Aux  trente-quatre minutes du Sacre du Printemps, succède la pièce du compositeur américain Scott Gibbons qui explore l’infiniment petit du bruissement des atomes, à l’aide d’instruments scientifiques de haute technicité. On évoque d’habitude Le Sacre du Printemps comme réveil de la saison nouvelle et primitive, la germination de la nature et des passions dionysiaques, selon le paganisme d’une tradition russe.
Le metteur en scène associe l’œuvre à la scène du veau d’or. Cette métaphore animale est filée durant toute la  pièce, à travers la poussière, à la fois accessoire et objet essentiel  soit ici, une poudre d’os fabriquée pour servir d’engrais .
Ce ne sont plus les danseurs qui évoluent selon une chorégraphie mais la danse elle-même, détachée de ses supports humains - gestes, mouvements, pirouettes, figures – à travers le corps atomisé des interprètes devenus poussière.
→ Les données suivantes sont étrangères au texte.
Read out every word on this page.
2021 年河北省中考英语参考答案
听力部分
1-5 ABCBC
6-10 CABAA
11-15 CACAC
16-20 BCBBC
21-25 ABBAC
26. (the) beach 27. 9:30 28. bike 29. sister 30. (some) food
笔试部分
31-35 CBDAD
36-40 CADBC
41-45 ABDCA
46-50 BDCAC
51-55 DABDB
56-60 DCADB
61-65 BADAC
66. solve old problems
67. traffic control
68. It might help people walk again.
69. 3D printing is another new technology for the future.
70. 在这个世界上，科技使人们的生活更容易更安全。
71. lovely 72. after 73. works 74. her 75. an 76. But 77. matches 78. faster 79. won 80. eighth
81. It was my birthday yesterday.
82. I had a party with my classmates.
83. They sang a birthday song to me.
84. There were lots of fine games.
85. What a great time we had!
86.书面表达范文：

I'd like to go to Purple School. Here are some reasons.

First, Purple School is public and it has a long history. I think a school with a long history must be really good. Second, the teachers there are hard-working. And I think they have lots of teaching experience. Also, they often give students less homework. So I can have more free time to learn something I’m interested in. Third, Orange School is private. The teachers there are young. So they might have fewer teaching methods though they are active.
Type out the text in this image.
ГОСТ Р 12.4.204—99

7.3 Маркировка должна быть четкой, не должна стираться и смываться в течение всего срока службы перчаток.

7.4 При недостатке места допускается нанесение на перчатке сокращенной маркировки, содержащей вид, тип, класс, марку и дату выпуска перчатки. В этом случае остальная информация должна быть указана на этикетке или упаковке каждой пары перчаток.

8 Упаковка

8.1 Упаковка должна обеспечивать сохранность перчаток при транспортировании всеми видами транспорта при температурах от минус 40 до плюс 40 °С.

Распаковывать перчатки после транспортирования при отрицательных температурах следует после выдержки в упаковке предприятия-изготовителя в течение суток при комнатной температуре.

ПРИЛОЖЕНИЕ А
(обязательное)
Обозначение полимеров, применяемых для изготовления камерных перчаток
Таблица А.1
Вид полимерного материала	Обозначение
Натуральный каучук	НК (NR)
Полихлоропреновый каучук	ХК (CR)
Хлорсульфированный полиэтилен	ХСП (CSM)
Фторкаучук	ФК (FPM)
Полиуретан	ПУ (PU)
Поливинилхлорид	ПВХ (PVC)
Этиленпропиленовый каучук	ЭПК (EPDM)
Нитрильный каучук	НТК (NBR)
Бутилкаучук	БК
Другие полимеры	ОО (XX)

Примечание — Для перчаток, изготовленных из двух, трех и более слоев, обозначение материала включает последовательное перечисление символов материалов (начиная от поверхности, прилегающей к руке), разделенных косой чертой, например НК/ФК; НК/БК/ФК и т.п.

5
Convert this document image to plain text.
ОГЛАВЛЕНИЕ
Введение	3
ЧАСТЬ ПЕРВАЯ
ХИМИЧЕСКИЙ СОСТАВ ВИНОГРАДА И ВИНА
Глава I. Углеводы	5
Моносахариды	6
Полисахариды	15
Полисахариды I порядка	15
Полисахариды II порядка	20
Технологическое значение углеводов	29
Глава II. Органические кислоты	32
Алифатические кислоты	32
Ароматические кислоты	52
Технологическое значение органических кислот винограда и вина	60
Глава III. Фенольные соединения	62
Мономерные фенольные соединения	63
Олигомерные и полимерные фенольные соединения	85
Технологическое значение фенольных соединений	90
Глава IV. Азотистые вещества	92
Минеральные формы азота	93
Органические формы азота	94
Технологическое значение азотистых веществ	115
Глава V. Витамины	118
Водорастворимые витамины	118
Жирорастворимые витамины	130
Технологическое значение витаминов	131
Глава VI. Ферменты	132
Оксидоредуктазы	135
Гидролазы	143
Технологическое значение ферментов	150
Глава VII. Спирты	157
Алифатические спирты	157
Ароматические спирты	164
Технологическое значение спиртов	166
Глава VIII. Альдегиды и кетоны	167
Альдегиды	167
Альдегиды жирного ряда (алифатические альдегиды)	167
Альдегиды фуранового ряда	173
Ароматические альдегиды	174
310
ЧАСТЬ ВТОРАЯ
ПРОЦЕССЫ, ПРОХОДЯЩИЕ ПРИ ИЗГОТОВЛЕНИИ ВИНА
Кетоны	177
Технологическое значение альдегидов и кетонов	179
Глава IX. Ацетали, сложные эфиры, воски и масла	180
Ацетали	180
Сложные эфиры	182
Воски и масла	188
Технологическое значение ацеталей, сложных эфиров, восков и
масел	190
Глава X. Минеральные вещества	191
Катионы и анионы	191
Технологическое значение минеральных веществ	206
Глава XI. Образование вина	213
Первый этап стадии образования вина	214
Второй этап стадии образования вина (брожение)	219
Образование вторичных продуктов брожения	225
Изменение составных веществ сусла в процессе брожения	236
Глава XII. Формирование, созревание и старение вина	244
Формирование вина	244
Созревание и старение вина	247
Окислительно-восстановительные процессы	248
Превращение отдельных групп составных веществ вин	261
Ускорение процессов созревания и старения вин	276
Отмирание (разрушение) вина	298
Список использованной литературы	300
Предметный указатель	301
Déplacements, jeux de forme et de rythme commandés par le magicien Roméo Castellucci, au moyen d’une impressionnante machinerie. Avec des images saisissantes dans leur incongruité même et leur in-appropriation.
Deux plateaux  descendus des cintres, grosses machines rectangulaires de métal, brillantes et neuves, munies d’un voyant lumineux qui signe leur lien avec un logiciel, déversent des quantités de poussière selon des formes géométriques ou mouvantes variables, soit six tonnes de  cendre volatile issue de soixante-quinze carcasses d’animaux.
D’abord, en réponse à la musique syncopée d’Igor Stravinski, tombent des rideaux fins et légers de poussière comme une chevelure longue ou un voile à peine transparent, et par secousses, cette masse volatile s’intensifie, puis se clarifie, et finit par disparaître.
Ces ruissellements réguliers prennent l’aspect de cascades dessinées en flots puissants ou en jets plus incisifs, et cette poussière de cendres dansantes et tourbillonnantes, de vagues parsemées d’or, fixe à travers le voile transparent de scène, protecteur et transparent, un instant d’éternité. Les lumières font vivre ces tableaux, telles des impressions de formes spectrales, de palimpsestes, de souvenirs de l’humanité et de la nature, qui nous seraient enfin révélés.
De nature, il n’est guère question ici; ces machines et installations techniques fabriquent  ces poussières qui deviendront des fertilisants: la roue tourne sans fin. La Genèse fait naître le corps humain de la terre et le fait retourner après la mort à la poussière : « Tu es poussière et tu retourneras en poussière. » La cendre, signe même de ce qui n’est plus, symbole d’absence de vie humaine et des choses éphémères, est aussi liée à l’idée de purification, de résurrection. Renaître de ses cendres à travers l’art, la littérature, la poésie, la peinture, la sculpture et la musique, comme l’écrivait Marcel  Proust dans La Prisonnière : « Ces robes (…) c’était celles dont Elstir (…) nous avait annoncé la prochaine apparition, renaissant de leurs cendres, somptueuses, car tout doit revenir, comme il est écrit aux voûtes de Saint-Marc, et comme le proclament, buvant aux urnes de marbre et de jaspe des chapiteaux byzantins, les oiseaux qui signifient à la fois la mort et la résurrection. »
Ce Sacre du Printemps 2014 – un siècle après Igor Stravinsky et Nijinsky et, d’une autre façon moins apparente, chez Marcel Proust – salue donc avec une intense émotion, le retour infini de la vie et de son énergie.

 Véronique Hotte

 Festival d’Automne, Grande Halle de La Villette, du 9 au 14 décembre.